Nogaret accomplit-il sa pénitence ? Comme il n’y eut pas de « prochain passage général, » la partie de cette pénitence qui consistait à se croiser fut nécessairement sans effet. Les pèlerinages qui lui avaient été imposés, avec les peines corporelles qui en faisaient partie pour les pèlerins condamnés à ces voyages par pénitence, eussent été chose fort grave pour un premier ministre du roi. Il est probable que Nogaret les racheta par des amendes pécuniaires, et peut-être la tradition conservée par le continuateur de Nangis et par Geffroi de Paris se rapporte-t-elle à ces rachats ; Geffroi de Paris semble parler d’un court exil, l’inquisiteur Bernard Guidonis, après avoir rapporté la pénitence qui fut imposée à Nogaret, ajoute : « à moins de dispense du saint-siège, » mot qui, sous la plume d’un homme aussi pratique des pénalités ecclésiastiques, n’est pas à négliger.
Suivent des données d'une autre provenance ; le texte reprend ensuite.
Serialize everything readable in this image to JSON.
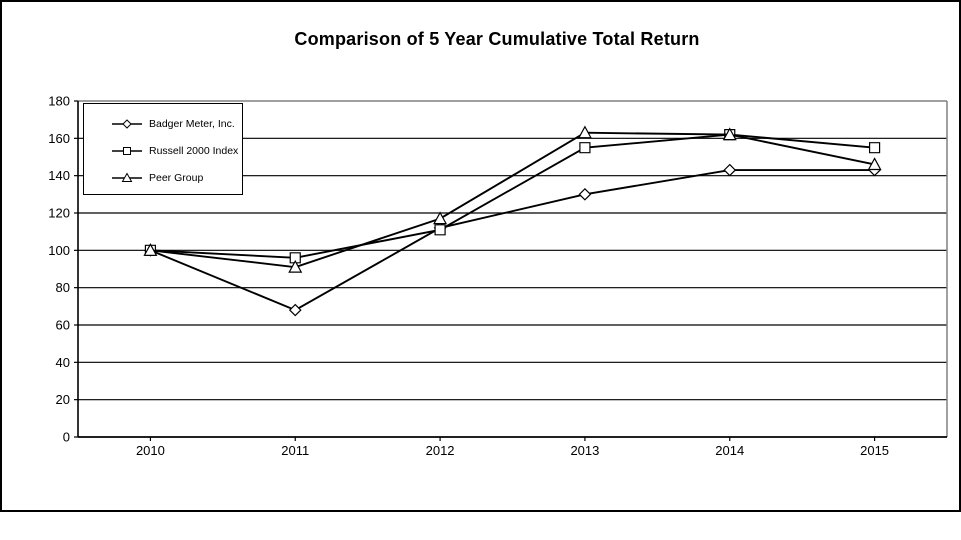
{
  "title": "Comparison of 5 Year Cumulative Total Return",
  "chart_data": {
    "type": "line",
    "title": "Comparison of 5 Year Cumulative Total Return",
    "categories": [
      "2010",
      "2011",
      "2012",
      "2013",
      "2014",
      "2015"
    ],
    "series": [
      {
        "name": "Badger Meter, Inc.",
        "marker": "diamond",
        "values": [
          100,
          68,
          112,
          130,
          143,
          143
        ]
      },
      {
        "name": "Russell 2000 Index",
        "marker": "square",
        "values": [
          100,
          96,
          111,
          155,
          162,
          155
        ]
      },
      {
        "name": "Peer Group",
        "marker": "triangle",
        "values": [
          100,
          91,
          117,
          163,
          162,
          146
        ]
      }
    ],
    "xlabel": "",
    "ylabel": "",
    "ylim": [
      0,
      180
    ],
    "y_ticks": [
      0,
      20,
      40,
      60,
      80,
      100,
      120,
      140,
      160,
      180
    ],
    "grid": true,
    "legend_position": "top-left",
    "line_color": "#000000",
    "marker_fill": "#ffffff",
    "plot_frame_color": "#808080",
    "axis_color": "#000000",
    "outer_border_color": "#000000",
    "background": "#ffffff"
  }
}
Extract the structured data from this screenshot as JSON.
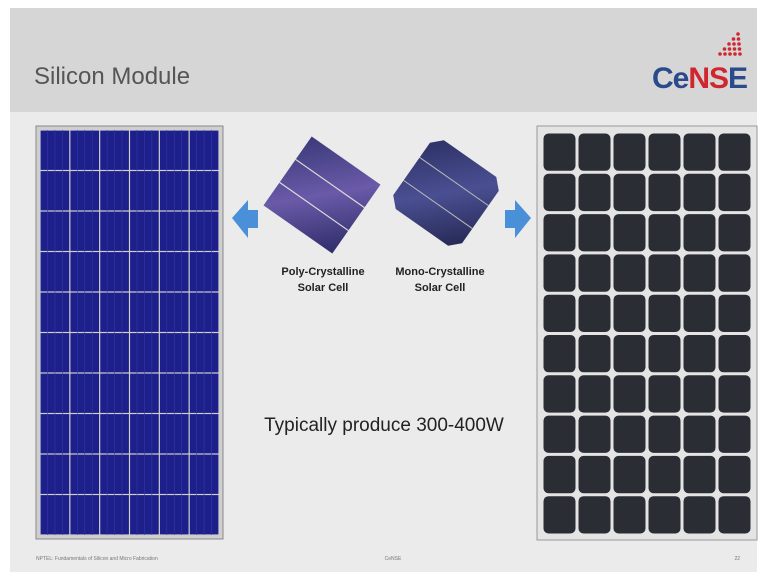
{
  "header": {
    "title": "Silicon Module",
    "logo": {
      "parts": [
        "Ce",
        "NS",
        "E"
      ]
    }
  },
  "cells": [
    {
      "label": [
        "Poly-Crystalline",
        "Solar Cell"
      ]
    },
    {
      "label": [
        "Mono-Crystalline",
        "Solar Cell"
      ]
    }
  ],
  "body": {
    "text": "Typically produce 300-400W"
  },
  "footer": {
    "left": "NPTEL: Fundamentals of Silicon and Micro Fabrication",
    "center": "CeNSE",
    "right": "22"
  }
}
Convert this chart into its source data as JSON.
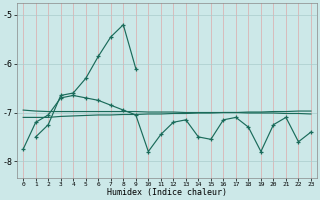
{
  "xlabel": "Humidex (Indice chaleur)",
  "bg_color": "#cce8e8",
  "grid_color": "#aacccc",
  "line_color": "#1a6b5a",
  "xlim": [
    -0.5,
    23.5
  ],
  "ylim": [
    -8.35,
    -4.75
  ],
  "yticks": [
    -8,
    -7,
    -6,
    -5
  ],
  "xticks": [
    0,
    1,
    2,
    3,
    4,
    5,
    6,
    7,
    8,
    9,
    10,
    11,
    12,
    13,
    14,
    15,
    16,
    17,
    18,
    19,
    20,
    21,
    22,
    23
  ],
  "series1_x": [
    1,
    2,
    3,
    4,
    5,
    6,
    7,
    8,
    9
  ],
  "series1_y": [
    -7.5,
    -7.25,
    -6.65,
    -6.6,
    -6.3,
    -5.85,
    -5.45,
    -5.2,
    -6.1
  ],
  "series2": [
    -7.75,
    -7.2,
    -7.05,
    -6.7,
    -6.65,
    -6.7,
    -6.75,
    -6.85,
    -6.95,
    -7.05,
    -7.8,
    -7.45,
    -7.2,
    -7.15,
    -7.5,
    -7.55,
    -7.15,
    -7.1,
    -7.3,
    -7.8,
    -7.25,
    -7.1,
    -7.6,
    -7.4
  ],
  "series3": [
    -6.95,
    -6.97,
    -6.98,
    -6.98,
    -6.98,
    -6.98,
    -6.98,
    -6.98,
    -6.98,
    -6.98,
    -6.99,
    -6.99,
    -6.99,
    -7.0,
    -7.0,
    -7.0,
    -7.0,
    -7.0,
    -7.01,
    -7.01,
    -7.01,
    -7.02,
    -7.02,
    -7.03
  ],
  "series4": [
    -7.1,
    -7.1,
    -7.1,
    -7.08,
    -7.07,
    -7.06,
    -7.05,
    -7.05,
    -7.04,
    -7.04,
    -7.03,
    -7.03,
    -7.02,
    -7.02,
    -7.01,
    -7.01,
    -7.0,
    -7.0,
    -6.99,
    -6.99,
    -6.98,
    -6.98,
    -6.97,
    -6.97
  ]
}
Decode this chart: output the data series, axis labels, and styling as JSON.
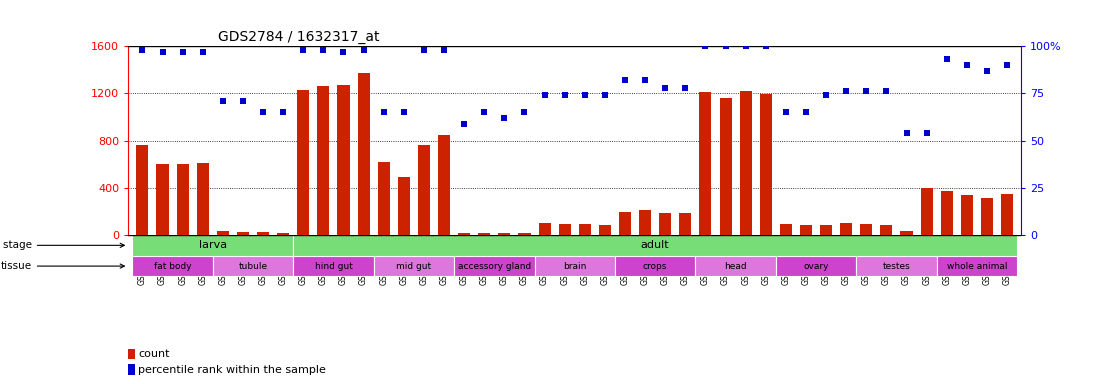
{
  "title": "GDS2784 / 1632317_at",
  "samples": [
    "GSM188092",
    "GSM188093",
    "GSM188094",
    "GSM188095",
    "GSM188100",
    "GSM188101",
    "GSM188102",
    "GSM188103",
    "GSM188072",
    "GSM188073",
    "GSM188074",
    "GSM188075",
    "GSM188076",
    "GSM188077",
    "GSM188078",
    "GSM188079",
    "GSM188080",
    "GSM188081",
    "GSM188082",
    "GSM188083",
    "GSM188084",
    "GSM188085",
    "GSM188086",
    "GSM188087",
    "GSM188088",
    "GSM188089",
    "GSM188090",
    "GSM188091",
    "GSM188096",
    "GSM188097",
    "GSM188098",
    "GSM188099",
    "GSM188104",
    "GSM188105",
    "GSM188106",
    "GSM188107",
    "GSM188108",
    "GSM188109",
    "GSM188110",
    "GSM188111",
    "GSM188112",
    "GSM188113",
    "GSM188114",
    "GSM188115"
  ],
  "counts": [
    760,
    600,
    600,
    610,
    30,
    25,
    25,
    20,
    1230,
    1260,
    1270,
    1370,
    620,
    490,
    760,
    850,
    20,
    20,
    20,
    20,
    100,
    90,
    95,
    85,
    195,
    210,
    185,
    190,
    1210,
    1160,
    1220,
    1190,
    90,
    80,
    80,
    100,
    95,
    80,
    30,
    400,
    370,
    335,
    310,
    345
  ],
  "percentiles": [
    98,
    97,
    97,
    97,
    71,
    71,
    65,
    65,
    98,
    98,
    97,
    98,
    65,
    65,
    98,
    98,
    59,
    65,
    62,
    65,
    74,
    74,
    74,
    74,
    82,
    82,
    78,
    78,
    100,
    100,
    100,
    100,
    65,
    65,
    74,
    76,
    76,
    76,
    54,
    54,
    93,
    90,
    87,
    90
  ],
  "dev_stages": [
    {
      "label": "larva",
      "start": 0,
      "end": 8
    },
    {
      "label": "adult",
      "start": 8,
      "end": 44
    }
  ],
  "tissues": [
    {
      "label": "fat body",
      "start": 0,
      "end": 4
    },
    {
      "label": "tubule",
      "start": 4,
      "end": 8
    },
    {
      "label": "hind gut",
      "start": 8,
      "end": 12
    },
    {
      "label": "mid gut",
      "start": 12,
      "end": 16
    },
    {
      "label": "accessory gland",
      "start": 16,
      "end": 20
    },
    {
      "label": "brain",
      "start": 20,
      "end": 24
    },
    {
      "label": "crops",
      "start": 24,
      "end": 28
    },
    {
      "label": "head",
      "start": 28,
      "end": 32
    },
    {
      "label": "ovary",
      "start": 32,
      "end": 36
    },
    {
      "label": "testes",
      "start": 36,
      "end": 40
    },
    {
      "label": "whole animal",
      "start": 40,
      "end": 44
    }
  ],
  "ylim_left": [
    0,
    1600
  ],
  "ylim_right": [
    0,
    100
  ],
  "yticks_left": [
    0,
    400,
    800,
    1200,
    1600
  ],
  "yticks_right": [
    0,
    25,
    50,
    75,
    100
  ],
  "bar_color": "#cc2200",
  "dot_color": "#0000cc",
  "dev_color": "#77dd77",
  "tissue_colors": [
    "#cc44cc",
    "#dd77dd"
  ],
  "background_color": "#ffffff",
  "grid_color": "#000000"
}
La même chose est répétée par un autre historien de Clément V. L’auteur gallican de l’article Nogaret, dans la Biographie toulousaine, dit sans preuve, mais avec un sentiment peut-être assez juste de ce qui arriva : « Il ne put remplir les conditions de l’absolution : les intérêts de l’état le retinrent en France, et la mort le surprit avant qu’il eût commencé ses voyages. »


III

Ce qui est certain, c’est que Nogaret, aussitôt après la conclusion de l’affaire d’Avignon, reprit la garde du sceau royal. Un passage des Olim prouve qu’il mourut dans le plein exercice de ses fonctions. Sa faveur auprès de Philippe ne souffrit pas la moindre éclipse. Dans celui de ses testamens qui est daté du 17 mai 1311, le roi le nomme un de ses exécuteurs testamentaires. C’était, on le voit, presque au lendemain de la bulle d’absolution. Cela suppose qu’on tenait les conditions de cette absolution pour déjà remplies ; car une personne qui pouvait être sous le coup d’une excommunication n’était pas susceptible de figurer dans un testament.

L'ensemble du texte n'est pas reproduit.